On a hot summer’s day, the sea started to beckon, and we set off for the picturesque town of Jaffa, that holds a special place in the hearts of many Palestinians.
Jaffa is an ancient port town on the Mediterranean coast, that has been inhabited for thousands of years. It features in several Biblical stories and previously held great strategic importance as the primary arrival and departure point into Israel and Palestine. Jaffa Gate, in the Old City of Jerusalem was named as the place where visitors entered Jerusalem after arriving from overseas into Jaffa.
The town took on greater prominence during the 19th century as the export of goods internationally boomed. The name ‘Jaffa’ is synonymous with the famous Jaffa oranges which were grown to have a thick skin ideal for export. It was from this great industry, that the much-loved British Jaffa Cake came into existence.
The population of Jaffa continued to expand during Ottoman times, and in 1909 a new suburb was founded which burgeoned over time to become modern day Tel Aviv – which now dwarfs Jaffa with a population nearly 10 times greater. Before 1948 the population of Jaffa were predominantly Muslim but there had always been Jewish and Christian communities present. This led to the 1947 UN Partition Plan advising that Jaffa should be part of the proposed Palestinian state. This was hotly contested as Jaffa held too much strategic importance as a key port . In 1948, Israel took Jaffa by force and removed the majority of the Arabic residents. Those who remained were largely confined to the Ajami neighbourhood in the South where they were strictly controlled.
Jaffa is still characterised today by its Ottoman and Arabic architecture which is in stark contrast to the modernist feel of Tel Aviv, where high-rise buildings with quirky designs and Bauhaus architecture reign supreme. These days, it is predominantly Israeli businesses, art galleries and shops that line the cobbled, quaint lanes of Jaffa’s old town.

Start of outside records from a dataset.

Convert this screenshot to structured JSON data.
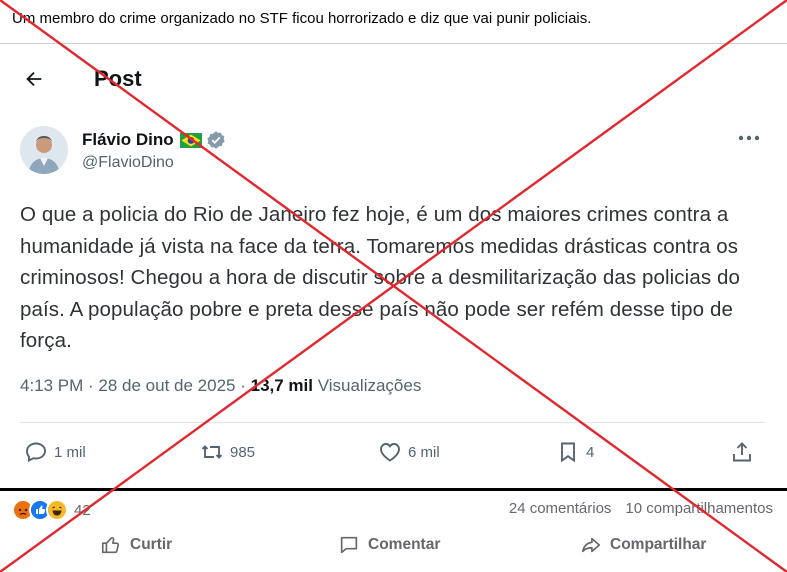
{
  "caption": "Um membro do crime organizado no STF ficou horrorizado e diz que vai punir policiais.",
  "tweet": {
    "header_title": "Post",
    "author_name": "Flávio Dino",
    "author_handle": "@FlavioDino",
    "body": "O que a policia do Rio de Janeiro fez hoje, é um dos maiores crimes contra a humanidade já vista na face da terra. Tomaremos medidas drásticas contra os criminosos! Chegou a hora de discutir sobre a desmilitarização das policias do país. A população pobre e preta desse país não pode ser refém desse tipo de força.",
    "timestamp": "4:13 PM · 28 de out de 2025 · ",
    "views_count": "13,7 mil",
    "views_label": " Visualizações",
    "replies": "1 mil",
    "reposts": "985",
    "likes": "6 mil",
    "bookmarks": "4"
  },
  "facebook": {
    "reaction_count": "42",
    "comments": "24 comentários",
    "shares": "10 compartilhamentos",
    "like_label": "Curtir",
    "comment_label": "Comentar",
    "share_label": "Compartilhar"
  },
  "colors": {
    "x_mark": "#e0282e",
    "verified": "#829aab",
    "secondary_text": "#536471"
  },
  "icons": [
    "back-arrow-icon",
    "brazil-flag-icon",
    "verified-badge-icon",
    "more-options-icon",
    "reply-icon",
    "repost-icon",
    "like-icon",
    "bookmark-icon",
    "share-icon",
    "angry-reaction-icon",
    "like-reaction-icon",
    "haha-reaction-icon",
    "thumbs-up-icon",
    "comment-icon",
    "share-arrow-icon"
  ]
}
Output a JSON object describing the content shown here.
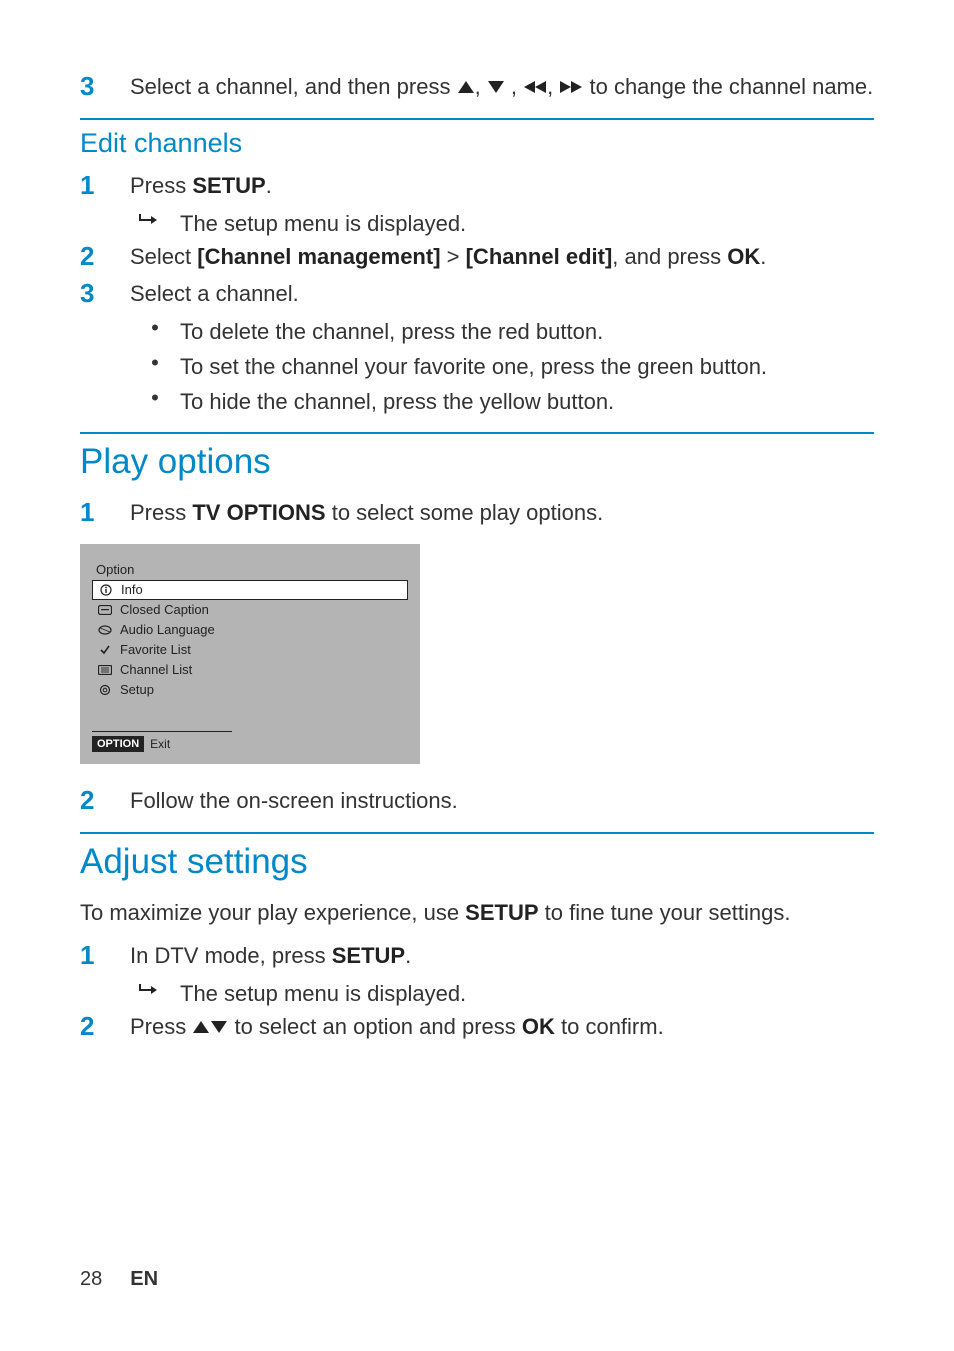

We ambled along, the air thicker and more humid than it had been in Jerusalem, despite the sea breeze. Past the port area, where a few families still sold fresh fish, past the restaurants catering to the Arab and secular Israeli families who ventured out on Saturday (Shabbat) and towards the eclectic streets of downtown Jaffa.
The market area is a fun and quirky neighbourhood jam-packed with record shops, vintage clothing, antiques, brick-a-brac as well as trendier more upmarket boutiques. Many shops were closed on account of it being Shabbat but there were plenty of restaurants, coffee shops and ice-cream places to escape the hot sun and watch the more bohemian side of Israeli society go by.
Standing proudly in the middle of Jaffa is the iconic clocktower which the Ottomans had built here and in several other Palestinian towns in the early 20th Century. Passing the clocktower, we turned down to the beach promenade where we fell into line with Tel Aviv culture and took out electric scooters to zoom along the promenade with.
On this occasion, we were travelling North where crowds throng beach after hipster beach along the Tel Aviv coastline. The contrast with conservative Jerusalem is extreme and the vibe here is tiny dogs, tiny swimwear, bronzed bodies and a real love of beach ball games. The air vibrates with the click, clack of highly competitive bat and ball games ticking incessantly like an angry clock.
The scooters are a great way to accelerate life to movie reel speed, and there will always be more outrageous people to people spot. Stepping off the scooters, we remembered too late, that we actually hate the beach. The heat was oppressive, the sweat was still clinging to us, and the sand was too hot to walk on. Oh, and the sparkling emerald, inviting sea already had jellyfish the size of dinner plates in it, lurking dangerously close to the shore.
Enough complaining though, as this sea is a privilege not bestowed on everyone. Most Palestinians had no access to the sea at all and their memories were either remembered first-hand from childhood weekends and holidays spent at the Sea or they were passed down from the older generations as a lost part of Palestine. Many mourned it deeply and mention of Jaffa remains a bittersweet reminder of what has been lost.
On a previous trip to Jaffa, we had headed South towards Ajami beach. It was immediately obvious that this attracted a very different clientele than the hipster Tel Aviv beaches with much more modesty and decorum being the norm. There were more families, and they came with several generations trailing along, big picnic baskets and a more relaxed vibe than the Tel Avivers who looked like they would club you with their wooden racket if you got in the way of their ball game. Swimwear and normal clothes were interchangeable with both modestly dressed Jewish and Muslim people wading into the sea.
It is hard to not be struck by contrast at every turn here and for my money every trip to the coast should start at Jaffa as the jewel in the crown and head South for a look into the past and North for the present future. There is a lot to discover and the touring and the scooting may well be more enjoyable than the beach you find!
 non-Brits: this is a chocolate biscuit with orange jelly (not a cake, despite the legal case) that is very average but holds a strange allure.